Le proposte di raccomandazioni – che non costituiscono ancora la posizione ufficiale della Fnomceo – “potrebbero essere una base di partenza per modificare e ampliare, anche con linee guida allegate, gli articoli del Codice Deontologico relativi all’Informatizzazione e innovazione, all’Informazione e Comunicazione, e alla Pubblicità sanitaria”. “La produzione di raccomandazioni – spiega Guido Marinoni, componente del Comitato Centrale Fnomceo – sull’utilizzo dei social media nella professione medica e nella comunicazione tra medico e cittadino-paziente era una necessità già in periodo pre-Covid. È diventata oggi ancora più attuale, considerando l’elevata diffusione di contenuti trasmessi attraverso questi mezzi di comunicazione”.
‘In Italia manca una regolamentazione specifica di quali atti un medico può fare sui social’
“Il numero di medici – continua Marinoni – che fanno uso di una qualunque forma di piattaforma di social media è in Italia, come nel resto del mondo, in forte crescita. Se da una parte i medici usano questi strumenti per il proprio aggiornamento professionale, non mancano occasioni nelle quali viene chiesto loro di informare il pubblico su questioni che riguardano la propria salute. ‘Disease awareness’, ‘patient empowerment’, ‘patient engagement’, lotta alle ‘fake news’ sono solo alcuni ambiti nei quali, in un modo o nell’altro, un medico che frequenta i social media si ritrova ad operare. Per non parlare della consuetudine a confrontarsi su queste piattaforme con i propri colleghi o, addirittura, con i propri pazienti, magari esponendo casi clinici. In Italia, questo tipo di comunicazione avviene in assenza di una regolamentazione specifica – ricorda – o, quanto meno, di raccomandazioni che possano indicare quali atti un medico può fare, quali può pensare di fare con particolari accorgimenti e quali è importante non faccia mai”.
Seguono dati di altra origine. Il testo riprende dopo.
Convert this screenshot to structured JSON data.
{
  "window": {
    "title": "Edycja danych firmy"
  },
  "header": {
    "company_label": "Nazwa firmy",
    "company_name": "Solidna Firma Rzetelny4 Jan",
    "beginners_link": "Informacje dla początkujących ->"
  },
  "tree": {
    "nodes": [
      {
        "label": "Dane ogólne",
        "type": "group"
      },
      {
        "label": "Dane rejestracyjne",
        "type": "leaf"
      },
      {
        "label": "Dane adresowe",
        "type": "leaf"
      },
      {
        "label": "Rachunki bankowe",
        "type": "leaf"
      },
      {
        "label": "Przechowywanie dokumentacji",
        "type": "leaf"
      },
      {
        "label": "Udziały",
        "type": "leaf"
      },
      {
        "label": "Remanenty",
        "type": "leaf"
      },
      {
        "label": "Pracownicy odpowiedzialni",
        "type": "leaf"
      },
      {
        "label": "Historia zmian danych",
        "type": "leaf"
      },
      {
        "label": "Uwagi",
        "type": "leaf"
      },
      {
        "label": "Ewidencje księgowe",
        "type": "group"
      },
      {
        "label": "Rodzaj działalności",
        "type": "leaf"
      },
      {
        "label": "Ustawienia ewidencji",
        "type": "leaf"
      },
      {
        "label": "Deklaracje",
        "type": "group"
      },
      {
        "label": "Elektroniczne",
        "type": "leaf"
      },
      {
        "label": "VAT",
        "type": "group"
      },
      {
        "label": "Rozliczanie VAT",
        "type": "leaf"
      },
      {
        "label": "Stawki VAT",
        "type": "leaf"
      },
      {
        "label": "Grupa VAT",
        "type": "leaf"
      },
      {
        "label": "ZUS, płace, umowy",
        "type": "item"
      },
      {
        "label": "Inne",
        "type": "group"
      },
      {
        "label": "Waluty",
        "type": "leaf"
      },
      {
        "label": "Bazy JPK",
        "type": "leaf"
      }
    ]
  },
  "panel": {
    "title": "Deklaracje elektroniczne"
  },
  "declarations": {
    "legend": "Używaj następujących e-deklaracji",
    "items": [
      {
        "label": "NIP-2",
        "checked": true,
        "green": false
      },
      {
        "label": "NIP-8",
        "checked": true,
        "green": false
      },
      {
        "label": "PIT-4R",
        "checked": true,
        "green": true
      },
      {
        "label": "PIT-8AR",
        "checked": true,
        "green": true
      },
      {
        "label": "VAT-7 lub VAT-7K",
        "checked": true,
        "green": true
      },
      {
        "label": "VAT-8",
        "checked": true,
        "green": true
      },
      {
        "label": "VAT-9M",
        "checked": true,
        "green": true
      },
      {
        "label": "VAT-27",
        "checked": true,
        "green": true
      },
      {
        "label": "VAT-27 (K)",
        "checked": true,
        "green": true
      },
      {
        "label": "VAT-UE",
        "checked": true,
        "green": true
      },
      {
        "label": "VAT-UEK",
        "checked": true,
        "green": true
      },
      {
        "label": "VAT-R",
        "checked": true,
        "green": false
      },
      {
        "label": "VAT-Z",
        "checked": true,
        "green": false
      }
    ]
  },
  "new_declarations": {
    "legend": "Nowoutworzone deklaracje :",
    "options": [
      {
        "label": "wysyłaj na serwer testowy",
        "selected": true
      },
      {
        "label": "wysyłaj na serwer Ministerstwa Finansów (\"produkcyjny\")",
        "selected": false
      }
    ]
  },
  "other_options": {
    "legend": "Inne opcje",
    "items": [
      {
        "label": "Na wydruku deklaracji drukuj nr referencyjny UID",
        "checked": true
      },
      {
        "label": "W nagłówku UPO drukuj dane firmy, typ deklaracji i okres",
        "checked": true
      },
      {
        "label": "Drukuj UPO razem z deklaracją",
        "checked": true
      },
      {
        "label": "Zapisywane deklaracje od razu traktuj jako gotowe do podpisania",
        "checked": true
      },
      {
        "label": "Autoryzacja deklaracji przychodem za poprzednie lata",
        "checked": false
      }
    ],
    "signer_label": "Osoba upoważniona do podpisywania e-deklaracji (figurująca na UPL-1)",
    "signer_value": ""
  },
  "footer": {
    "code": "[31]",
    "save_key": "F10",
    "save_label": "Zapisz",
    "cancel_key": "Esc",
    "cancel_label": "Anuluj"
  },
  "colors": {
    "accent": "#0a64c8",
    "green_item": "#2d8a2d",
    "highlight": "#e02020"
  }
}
“L’uso non appropriato di questi strumenti da parte dei medici li espone al rischio di compromettere il tradizionale rapporto medico-paziente e, nei casi più gravi, a quello di possibili azioni legali per non avere osservato, consapevolmente o inconsapevolmente, la privacy dei pazienti o per avere messo in discussione la reputazione o la professionalità di colleghi”, conclude Marinoni.